#1199: convert GD field notes to html and add to fieldnotes.makingandknowing - docx/gdoc

opened by njr2128

All field notes from Fall 2018 are housed in GD, and were not included in the wikispace archive subdomain under the Project's website.

These need to be converted from googledoc / docx to html and added to the subdomain so that they can be linked to from annotations


njr2128 commented:

Downloaded entire directory "Field Notes Fall 2018" within "Student Files" Extracted the zipped file Sanitized file names: detox -r Field\ Notes\ Fall\ 2018 [njr2128@LAPTOP-0SMCQ75L:/mnt/c/users/naomi/Downloads$ detox -r Field\ Notes\ Fall\ 2018]


njr2128 commented:

recursively find all docx files and grab their basenames: `for DOCX in `find Field_Notes_Fall_2018 -name '*.docx'`;do BASENAME=`basename -s .docx $DOCX`;echo $BASENAME;done`

In NJR's command line: njr2128@LAPTOP-0SMCQ75L:/mnt/c/users/naomi/Downloads$ for DOCX in `find Field_Notes_Fall_2018 -name '*.docx'`;do BASENAME=`basename -s .docx $DOCX`;echo $BASENAME;done


njr2128 commented:

For every .docx file, in /tmp create directory using basename of file, creating a media directory for all linked media in the same result directory for DOCX in `find Field_Notes_Fall_2018 -name '*.docx'`;do BASENAME=`basename -s .docx $DOCX`;pandoc "$DOCX" --extract-media=/tmp/"$BASENAME" -f docx -t html -s -o /tmp/"$BASENAME"/"$BASENAME".html;done

In NJR command line: njr2128@LAPTOP-0SMCQ75L:/mnt/c/users/naomi/Downloads$ for DOCX in `find Field_Notes_Fall_2018 -name '*.docx'`;do BASENAME=`basename -s .docx $DOCX`;pandoc "$DOCX" --extract-media=/tmp/"$BASENAME" -f docx -t html -s -o /tmp/"$BASENAME"/"$BASENAME".html;done


njr2128 commented:

need to rewrite URLs for linked media to make them relative.

Use oXygen.
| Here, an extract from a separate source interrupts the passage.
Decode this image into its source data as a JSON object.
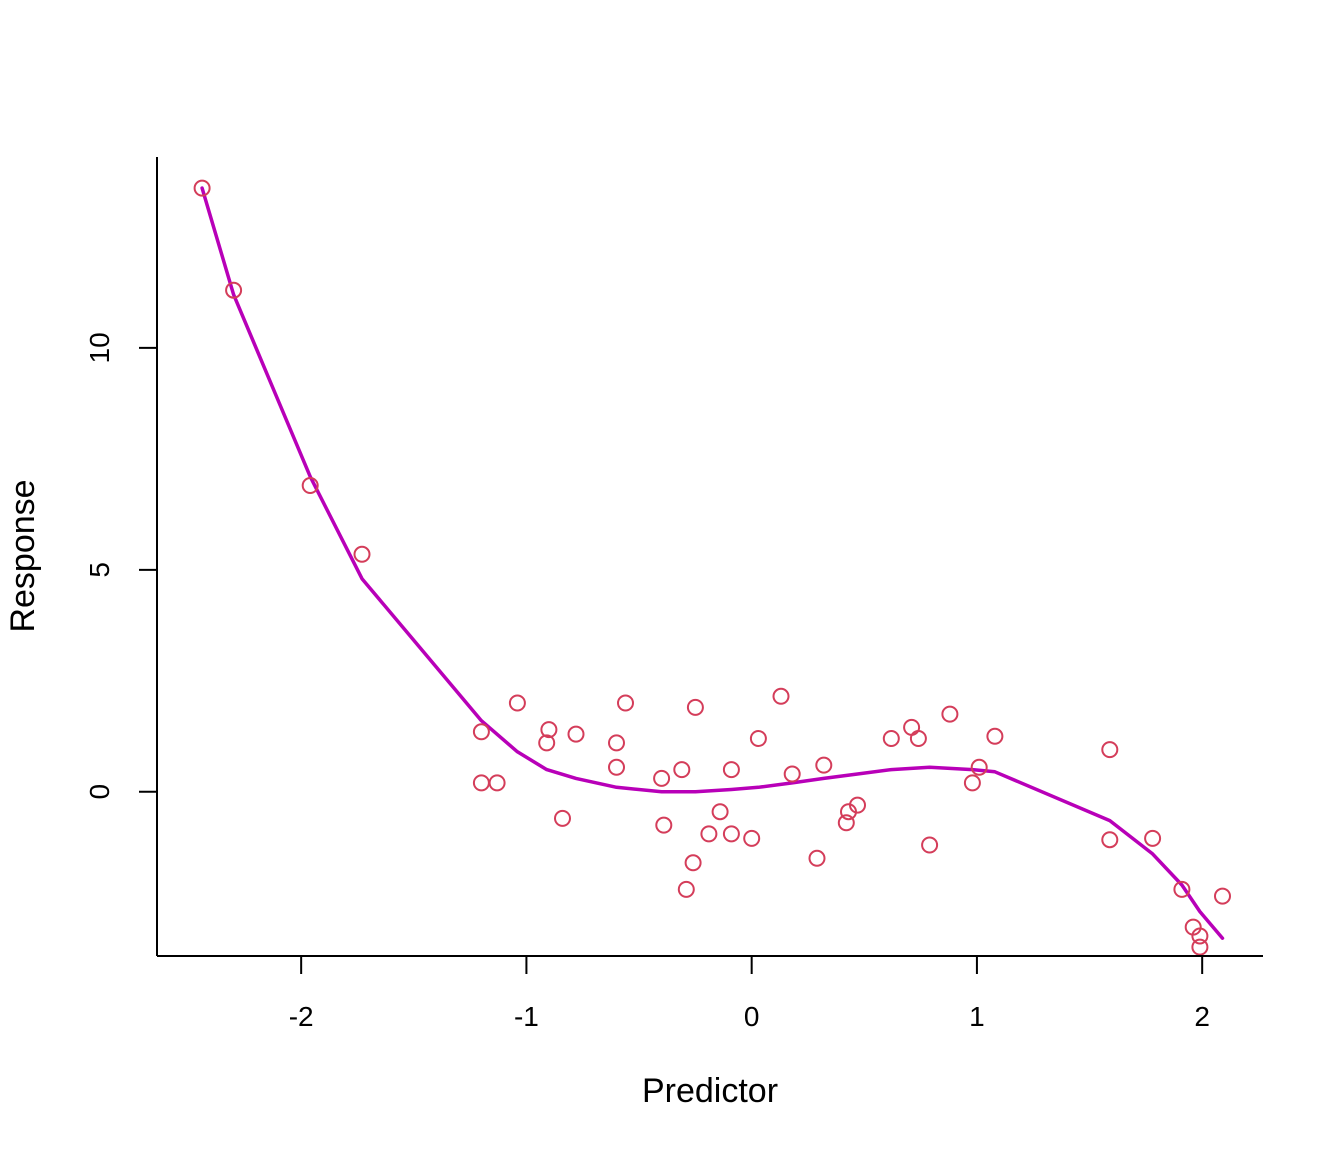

For now, open any project, and use find/replace function, but look in specific directory.

step 1: go to "file" and then "Find/Replace in Files":

image

step 2: change specified path to the directory where html files are:

image

step 3: choose specified path/directory (in this case, NJR's downloads folder, under a folder "tmp"):

image